Not unlike the Intercom guide let's use the "When, What, Why" structure. Going over previous discussions with your boss, or simply thinking about conversations in the past, you may have become aware of topics that motivate her. You might remember a task she asked you a little too often about. Those are all scenarios you can put in this very simple Boss Story framework.
The structure is simple: When ___, she wants to __, because she _____
- When she's asking me to come in the office, she wants to see me, because she doesn't have visibility into what I'm doing.
- When she's sending me three emails, she wants to make sure I understand the task at hand, because we do not have a centralised system in place for me to provide updates
- When she's letting me to work from home two days a week, she wants to benefit from my energy in the office, because some other people lack that energy and she believes I am positively contagious.

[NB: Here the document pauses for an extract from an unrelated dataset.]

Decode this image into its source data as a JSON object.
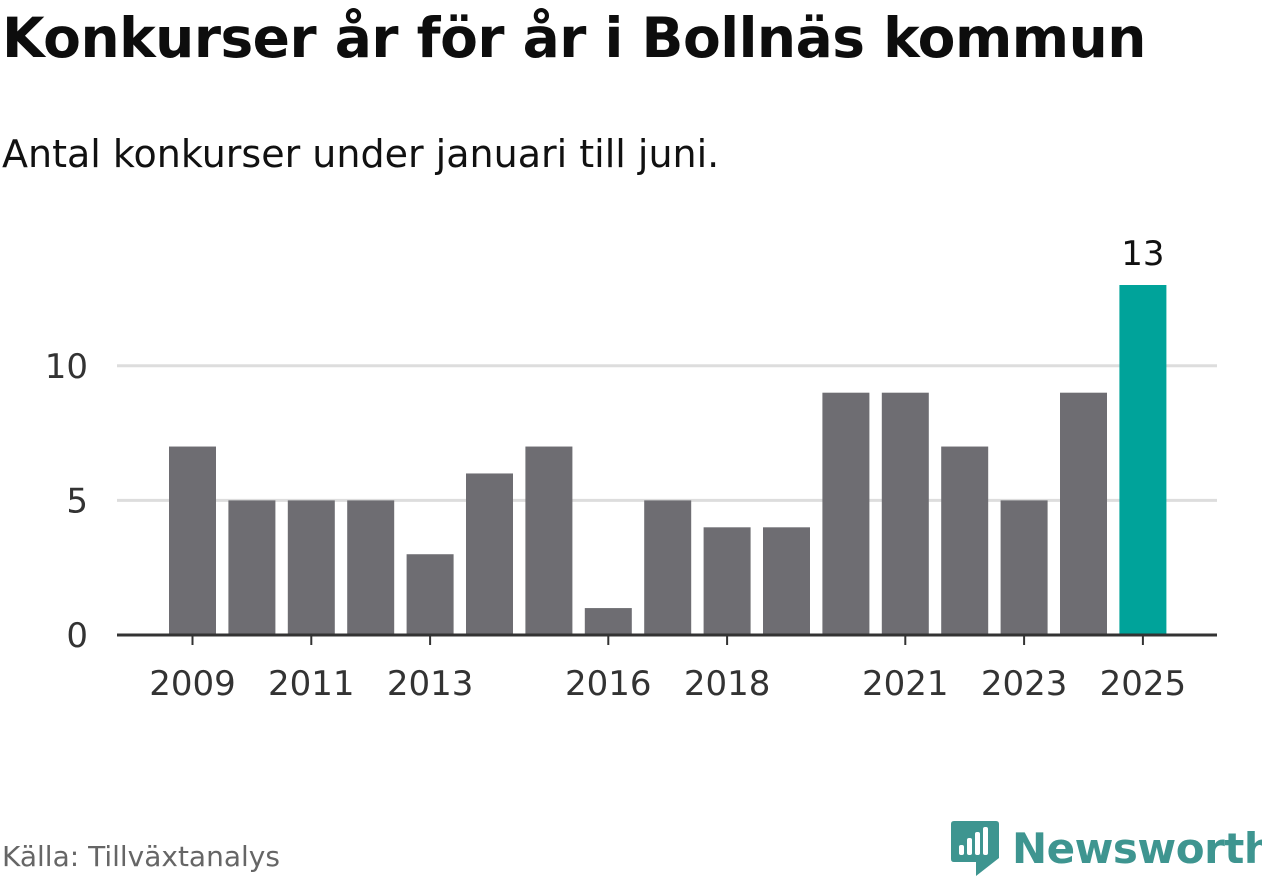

With this little framework, you will start empathising and understanding your boss a little bit more, but the gaps will also appear. In those three examples, there is clearly a lack of communication and leadership visible.
In either case, to build trust you should suggest a trial to see how things go. Not unlike the rest of this article, don't forget to establish expected outcomes, and how you are going to measure whether the trial is successful or not.
Conclusion & Template
We really hope this helps a little in your quest to a better life-work balance!